Leaning Tower of Pisa

Piazza del Duomo, behind the Cathedral
Pisa, Tuscany, Italy

Leaning Tower of Pisa
Photo: Softeis License: CC BY-SA 3.0
Construction began on the tower in 1173, and it started to lean during construction. Over the centuries, steps were taken to compensate for the incline, but the tower was in danger of falling until the late 20th century.

Map of the Area Around
Leaning Tower of Pisa

Will the Tower Fall?

In 1964, the government of Italy asked for help to prevent the tower from falling over. Engineers, mathematicians, and historians from many nations gathered to discuss the problem. The tilt was increasing and the group proposed many ideas to stabilize the tower.

On January 7, 1990, the tower was closed, and the bells were removed to relieve some weight. Cables were strung from the third level and anchored several hundred meters away. Apartments and houses in the path of the tower were vacated for safety.
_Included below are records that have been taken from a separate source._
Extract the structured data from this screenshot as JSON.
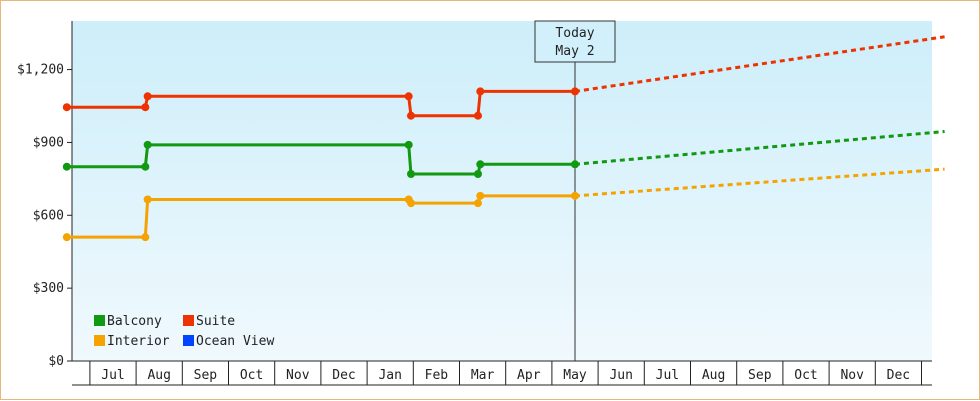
{
  "chart_data": {
    "type": "line",
    "title": "",
    "xlabel": "",
    "ylabel": "",
    "ylim": [
      0,
      1400
    ],
    "y_ticks": [
      {
        "value": 0,
        "label": "$0"
      },
      {
        "value": 300,
        "label": "$300"
      },
      {
        "value": 600,
        "label": "$600"
      },
      {
        "value": 900,
        "label": "$900"
      },
      {
        "value": 1200,
        "label": "$1,200"
      }
    ],
    "x_months": [
      "Jul",
      "Aug",
      "Sep",
      "Oct",
      "Nov",
      "Dec",
      "Jan",
      "Feb",
      "Mar",
      "Apr",
      "May",
      "Jun",
      "Jul",
      "Aug",
      "Sep",
      "Oct",
      "Nov",
      "Dec"
    ],
    "grid": false,
    "legend_position": "bottom-left",
    "today": {
      "line1": "Today",
      "line2": "May 2",
      "x": 10.0
    },
    "series": [
      {
        "name": "Balcony",
        "color": "#119911",
        "history": [
          [
            -1.0,
            800
          ],
          [
            0.7,
            800
          ],
          [
            0.75,
            890
          ],
          [
            6.4,
            890
          ],
          [
            6.45,
            770
          ],
          [
            7.9,
            770
          ],
          [
            7.95,
            810
          ],
          [
            10.0,
            810
          ]
        ],
        "forecast": [
          [
            10.0,
            810
          ],
          [
            18.0,
            945
          ]
        ]
      },
      {
        "name": "Suite",
        "color": "#ee3300",
        "history": [
          [
            -1.0,
            1045
          ],
          [
            0.7,
            1045
          ],
          [
            0.75,
            1090
          ],
          [
            6.4,
            1090
          ],
          [
            6.45,
            1010
          ],
          [
            7.9,
            1010
          ],
          [
            7.95,
            1110
          ],
          [
            10.0,
            1110
          ]
        ],
        "forecast": [
          [
            10.0,
            1110
          ],
          [
            18.0,
            1335
          ]
        ]
      },
      {
        "name": "Interior",
        "color": "#f5a300",
        "history": [
          [
            -1.0,
            510
          ],
          [
            0.7,
            510
          ],
          [
            0.75,
            665
          ],
          [
            6.4,
            665
          ],
          [
            6.45,
            650
          ],
          [
            7.9,
            650
          ],
          [
            7.95,
            680
          ],
          [
            10.0,
            680
          ]
        ],
        "forecast": [
          [
            10.0,
            680
          ],
          [
            18.0,
            790
          ]
        ]
      },
      {
        "name": "Ocean View",
        "color": "#0044ff",
        "history": [],
        "forecast": []
      }
    ]
  }
}
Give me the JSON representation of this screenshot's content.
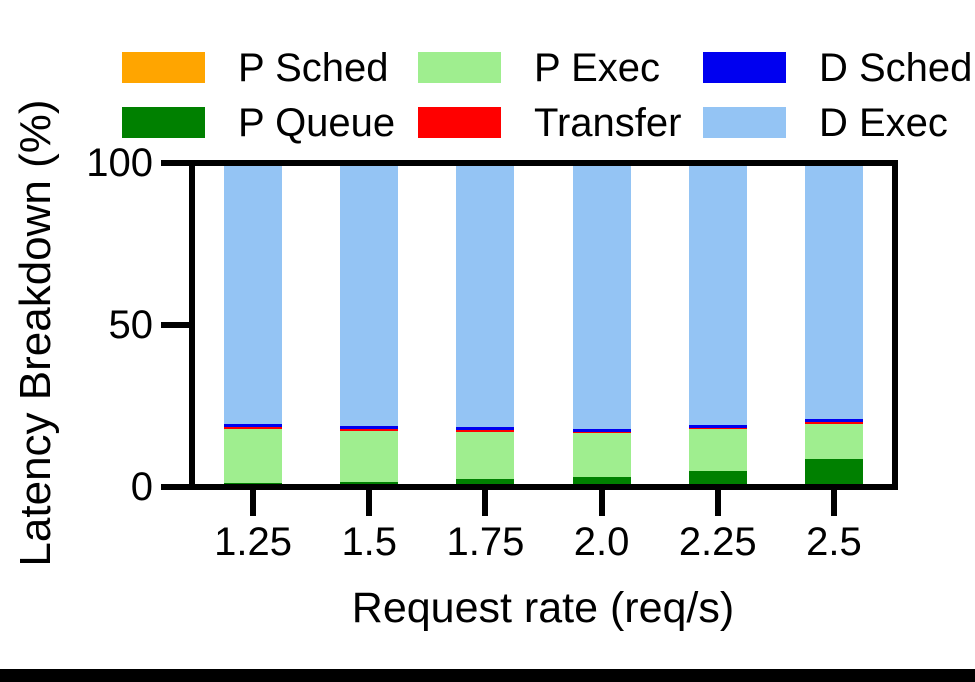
{
  "chart_data": {
    "type": "bar",
    "stacked": true,
    "title": "",
    "xlabel": "Request rate (req/s)",
    "ylabel": "Latency Breakdown (%)",
    "categories": [
      "1.25",
      "1.5",
      "1.75",
      "2.0",
      "2.25",
      "2.5"
    ],
    "series": [
      {
        "name": "P Sched",
        "color": "#FFA500",
        "values": [
          0,
          0,
          0,
          0,
          0,
          0
        ]
      },
      {
        "name": "P Queue",
        "color": "#008000",
        "values": [
          0.3,
          0.7,
          1.7,
          2.3,
          4.1,
          7.9
        ]
      },
      {
        "name": "P Exec",
        "color": "#9FEE8F",
        "values": [
          17.0,
          16.0,
          14.8,
          13.6,
          13.3,
          11.1
        ]
      },
      {
        "name": "Transfer",
        "color": "#FF0000",
        "values": [
          0.6,
          0.5,
          0.5,
          0.5,
          0.3,
          0.4
        ]
      },
      {
        "name": "D Sched",
        "color": "#0000F0",
        "values": [
          0.9,
          1.0,
          0.9,
          0.8,
          0.9,
          0.9
        ]
      },
      {
        "name": "D Exec",
        "color": "#94C4F4",
        "values": [
          81.2,
          81.8,
          82.1,
          82.8,
          81.4,
          79.7
        ]
      }
    ],
    "ylim": [
      0,
      100
    ],
    "yticks": [
      0,
      50,
      100
    ],
    "grid": false,
    "legend_position": "top",
    "legend_columns": 3,
    "legend_order_column_major": [
      "P Sched",
      "P Queue",
      "P Exec",
      "Transfer",
      "D Sched",
      "D Exec"
    ]
  },
  "style_hints": {
    "axis_color": "#000000",
    "background_color": "#ffffff",
    "bottom_strip_color": "#000000"
  }
}
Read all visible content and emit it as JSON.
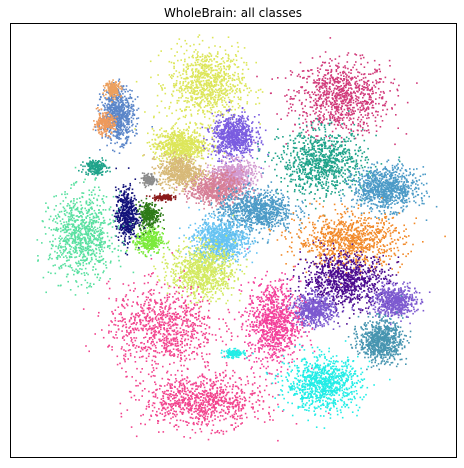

It was considered necessary by the Italian and city governments to keep the tower tilted, because it was a popular attraction and was important to the tourism industry of Pisa. In the end, however, it was decided that the only solution to prevent the collapse of the tower was to slightly straighten it to a safer angle.

Eight hundred tonnes of lead counterweights were placed on the raised end of the base. Thirty-eight cubic meters (50 cubic yards) of soil were removed from underneath the raised end, and the tower was straightened by 45 centimeters (18 inches).

It was 10 years before the tower was reopened to the public on December 15, 2001. In May 2008, after the removal of another 70 metric tons of ground, engineers announced that the Leaning Tower of Pisa had been stabilized enough that it had stopped moving for the first time in its history.

It took over 800 years for mankind to develop the technology that will keep the tower standing.

Leaning Tower of Pisa Categories

  • Man-Made

    Work on the ground floor of the bell tower began on August 14, 1173. The tower began to sink almost immediately due to a small foundation set in weak, unstable soil.
  • Musical Landmarks

    There are seven bells in the Leaning Tower of Pisa, one for each note of the musical major scale. Because of problems with the construction, the bell-chamber was not completed until 1372. The largest bell was installed in 1655.
  • Odd and Unusual

    In an effort to compensate for the tilt, the upper floors were built with one side taller than the other. Because of this, the tower is actually curved. The top of the tower is about 3.9 metres (12 ft 10 in) from where it should be.
  • Places of Worship, Religious Buildings

    The famous tower is a free standing bell tower for the Cathedral of Pisa. It stands behind the Cathedral and is the third oldest structure in Pisa's Cathedral Square.
  • World Heritage Site

    In 1987 the Leaning Tower of Pisa was declared part of the Piazza del Duomo UNESCO World Heritage Site, along with the neighboring cathedral, baptistery and cemetery.